The department said Nehawu had agreed to abide by the order from Wednesday.

"The department then affords the workers this very last opportunity to go back to work today and is closely monitoring the situation," it said.

"If the workers fail to return to work at optimum level, the department will be left with no choice but to return to court to ask the judge to lift the suspension of the order so that the laws of dealing with wildcat strikes can be implemented against employees."

The department said it had already begun to address some of the employees' grievances at a provincial level, such as faulty air-conditioning systems and a lack of protective clothing.

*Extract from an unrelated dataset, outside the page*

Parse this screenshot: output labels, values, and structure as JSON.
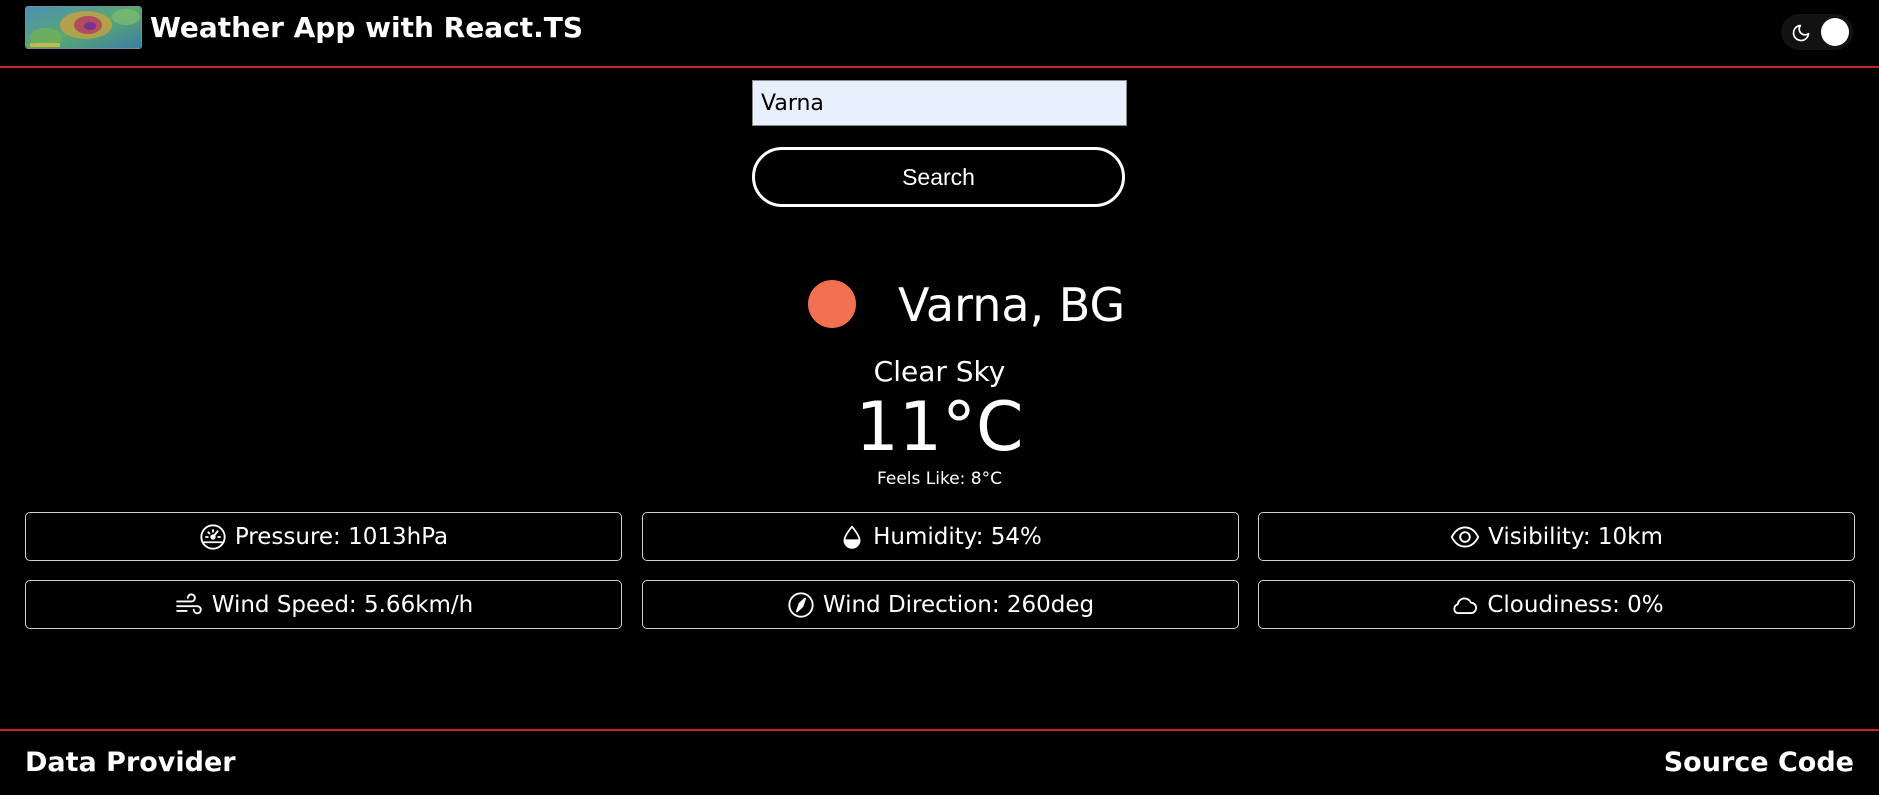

Other grievances involving remuneration were being dealt with through the ongoing negotiations at national level.

It was recently reported that the go-slow by KZN mortuary workers had resulted in patients who died in public hospitals being left on the floor in wards, traumatising other patients.

"We are going to meet with the workers to explain the implications of the court order," said Nehawu provincial secretary Phakama Ndunakazi.

"In fact, when the department got the interim order, we did explain to them ... the outcome of the labour court on those matters - but the things that they raised have not been addressed," he said.

"At the same time, we are engaging the department because this thing of forcing people to go back to work when things have not been sorted out, we don't think it's correct." 

Ndunakazi said it was up to the workers to decide whether they would comply with his ultimatum to return to work or face arrest. "We are wishing so. We will try to talk to them and explain the situation, but you know how workers are - they will decide whether they are comfortable or not.

"As far as I know as from yesterday, they were not comfortable - but we will try and work with the department," he said.